LED-Hochmastleuchten bieten im Vergleich zu herkömmlichen HID-Lampen (Hochdrucknatriumdampf- oder Metallhalogenidlampen) erhebliche Energieeinsparungen und reduzieren den Energieverbrauch typischerweise um 50 % bis 75 %. Betrachten wir ein typisches Autobahnkreuz: Die ursprüngliche Konstruktion umfasste zwölf 1.000-W-Hochdrucknatriumdampflampen (mit einer tatsächlichen Leistungsaufnahme von ca. 1.100 W pro Einheit, einschließlich Vorschaltgeräteverlusten), was zu einer Gesamtleistungsaufnahme von 13,2 kW führte.
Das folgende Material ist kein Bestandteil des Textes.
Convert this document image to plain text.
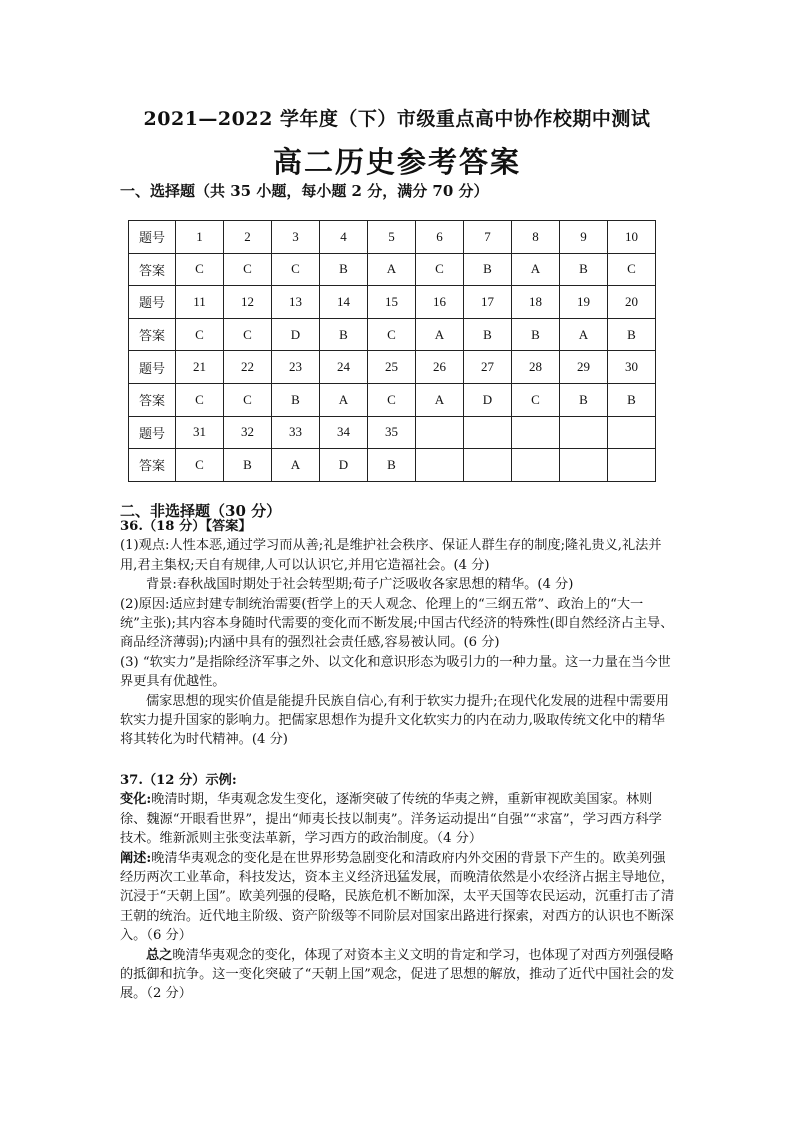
2021—2022 学年度（下）市级重点高中协作校期中测试
高二历史参考答案
一、选择题（共 35 小题，每小题 2 分，满分 70 分）
题号	1	2	3	4	5	6	7	8	9	10
答案	C	C	C	B	A	C	B	A	B	C
题号	11	12	13	14	15	16	17	18	19	20
答案	C	C	D	B	C	A	B	B	A	B
题号	21	22	23	24	25	26	27	28	29	30
答案	C	C	B	A	C	A	D	C	B	B
题号	31	32	33	34	35					
答案	C	B	A	D	B					
二、非选择题（30 分）

36.（18 分）【答案】

(1)观点:人性本恶,通过学习而从善;礼是维护社会秩序、保证人群生存的制度;隆礼贵义,礼法并用,君主集权;天自有规律,人可以认识它,并用它造福社会。(4 分)

背景:春秋战国时期处于社会转型期;荀子广泛吸收各家思想的精华。(4 分)

(2)原因:适应封建专制统治需要(哲学上的天人观念、伦理上的“三纲五常”、政治上的“大一统”主张);其内容本身随时代需要的变化而不断发展;中国古代经济的特殊性(即自然经济占主导、商品经济薄弱);内涵中具有的强烈社会责任感,容易被认同。(6 分)

(3) “软实力”是指除经济军事之外、以文化和意识形态为吸引力的一种力量。这一力量在当今世界更具有优越性。

儒家思想的现实价值是能提升民族自信心,有利于软实力提升;在现代化发展的进程中需要用软实力提升国家的影响力。把儒家思想作为提升文化软实力的内在动力,吸取传统文化中的精华将其转化为时代精神。(4 分)

37.（12 分）示例:

变化:晚清时期，华夷观念发生变化，逐渐突破了传统的华夷之辨，重新审视欧美国家。林则徐、魏源“开眼看世界”，提出“师夷长技以制夷”。洋务运动提出“自强”“求富”，学习西方科学技术。维新派则主张变法革新，学习西方的政治制度。（4 分）

阐述:晚清华夷观念的变化是在世界形势急剧变化和清政府内外交困的背景下产生的。欧美列强经历两次工业革命，科技发达，资本主义经济迅猛发展，而晚清依然是小农经济占据主导地位，沉浸于“天朝上国”。欧美列强的侵略，民族危机不断加深，太平天国等农民运动，沉重打击了清王朝的统治。近代地主阶级、资产阶级等不同阶层对国家出路进行探索，对西方的认识也不断深入。（6 分）

总之晚清华夷观念的变化，体现了对资本主义文明的肯定和学习，也体现了对西方列强侵略的抵御和抗争。这一变化突破了“天朝上国”观念，促进了思想的解放，推动了近代中国社会的发展。（2 分）
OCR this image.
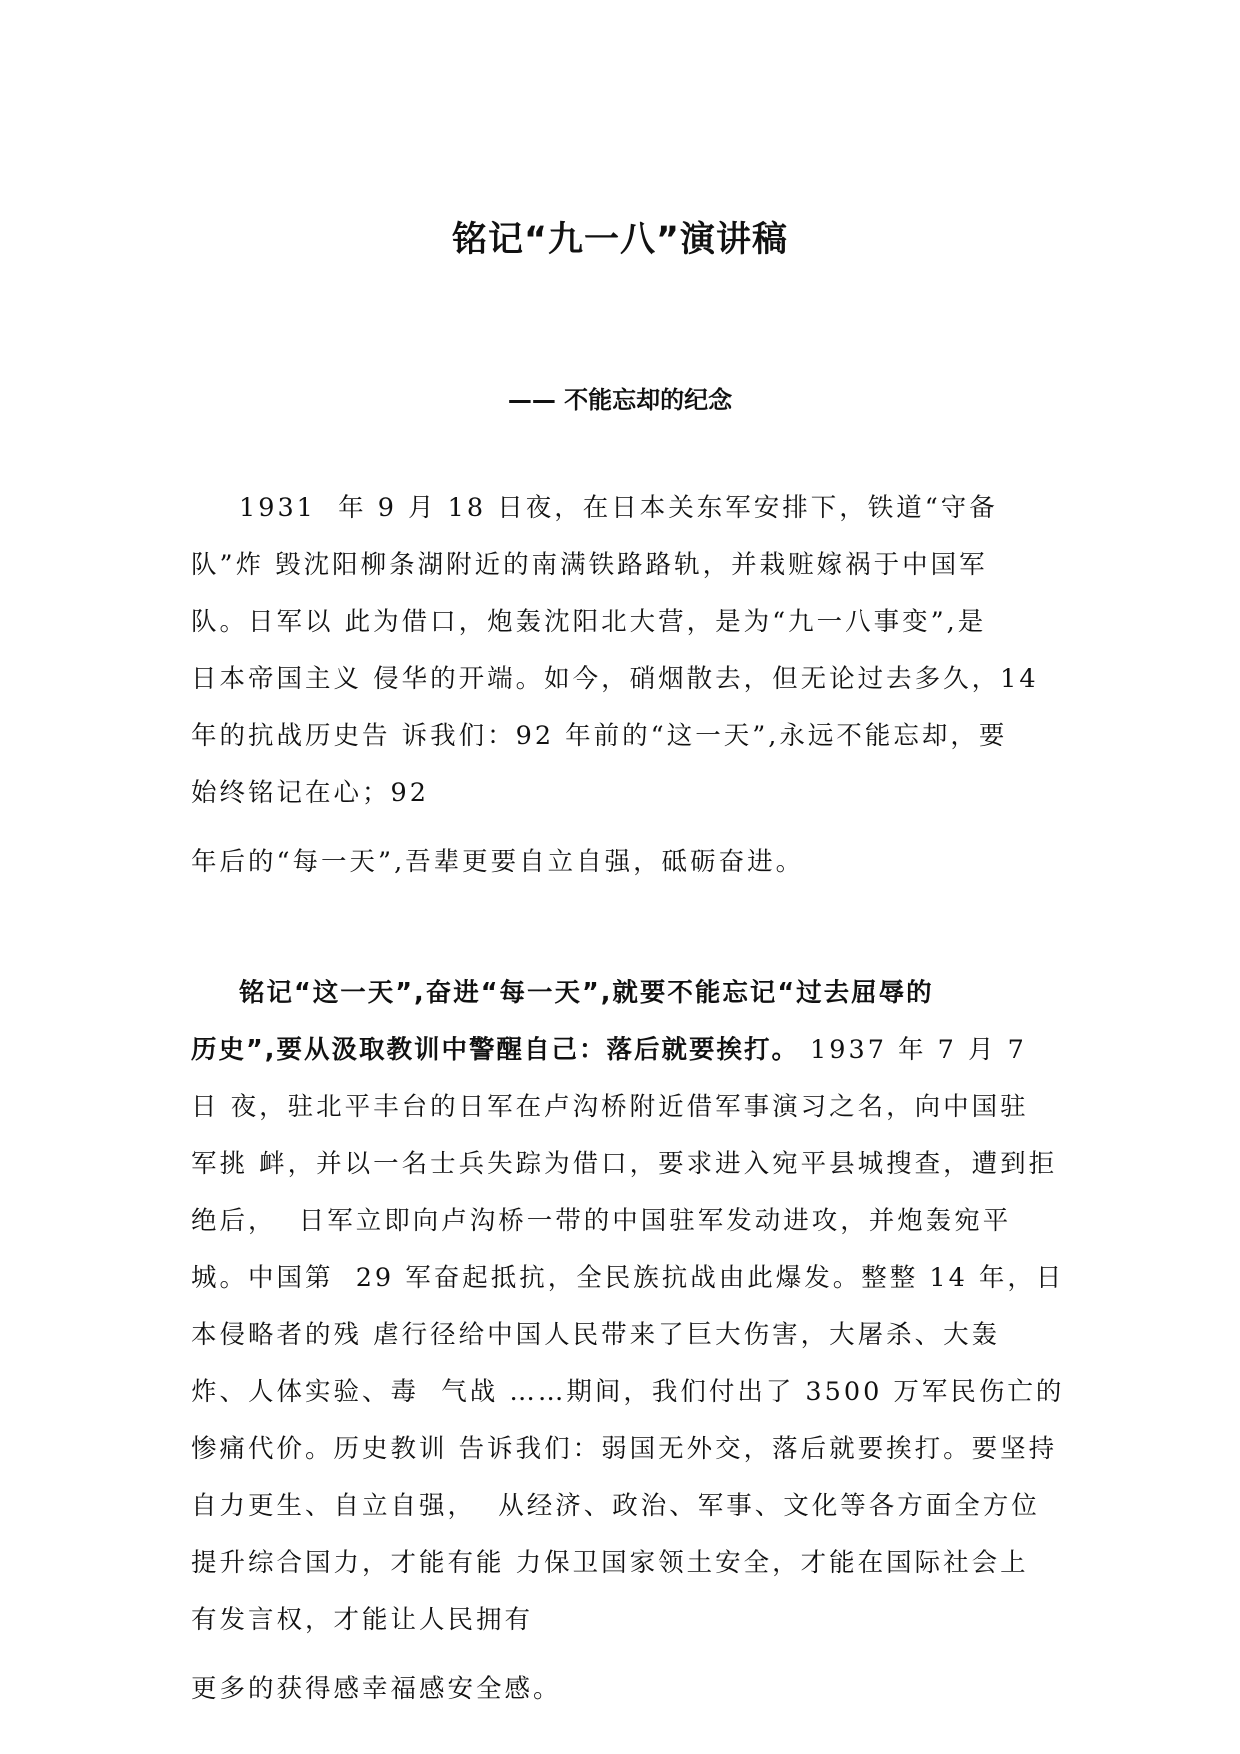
铭记“九一八”演讲稿
—— 不能忘却的纪念
1931  年 9 月 18 日夜，在日本关东军安排下，铁道“守备
队”炸 毁沈阳柳条湖附近的南满铁路路轨，并栽赃嫁祸于中国军
队。日军以 此为借口，炮轰沈阳北大营，是为“九一八事变”,是
日本帝国主义 侵华的开端。如今，硝烟散去，但无论过去多久，14
年的抗战历史告 诉我们：92 年前的“这一天”,永远不能忘却，要
始终铭记在心；92
年后的“每一天”,吾辈更要自立自强，砥砺奋进。
铭记“这一天”,奋进“每一天”,就要不能忘记“过去屈辱的
历史”,要从汲取教训中警醒自己：落后就要挨打。 1937 年 7 月 7
日 夜，驻北平丰台的日军在卢沟桥附近借军事演习之名，向中国驻
军挑 衅，并以一名士兵失踪为借口，要求进入宛平县城搜查，遭到拒
绝后，  日军立即向卢沟桥一带的中国驻军发动进攻，并炮轰宛平
城。中国第  29 军奋起抵抗，全民族抗战由此爆发。整整 14 年，日
本侵略者的残 虐行径给中国人民带来了巨大伤害，大屠杀、大轰
炸、人体实验、毒  气战 ……期间，我们付出了 3500 万军民伤亡的
惨痛代价。历史教训 告诉我们：弱国无外交，落后就要挨打。要坚持
自力更生、自立自强，  从经济、政治、军事、文化等各方面全方位
提升综合国力，才能有能 力保卫国家领土安全，才能在国际社会上
有发言权，才能让人民拥有
更多的获得感幸福感安全感。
Bei einem Betrieb von 12 Stunden pro Tag betrug der jährliche Stromverbrauch 57.816 kWh. Durch den Wechsel zu zwölf hocheffizienten 500-W-LED-Lampen (mit einer Lichtausbeute von 150 lm/W und einer tatsächlichen Leistungsaufnahme von 500 W) sinkt die Gesamtleistungsaufnahme auf 6 kW und der jährliche Verbrauch auf 26.280 kWh. Dies entspricht einer jährlichen Einsparung von 31.536 kWh bzw. einer Energiereduzierung von 54,5 %. Wenn es sich bei den ursprünglichen HID-Leuchten um ältere Modelle handelte (mit einer Lichtausbeute von nur 70–80 lm/W), könnten die Energieeinsparungen durch LEDs 70 % übersteigen.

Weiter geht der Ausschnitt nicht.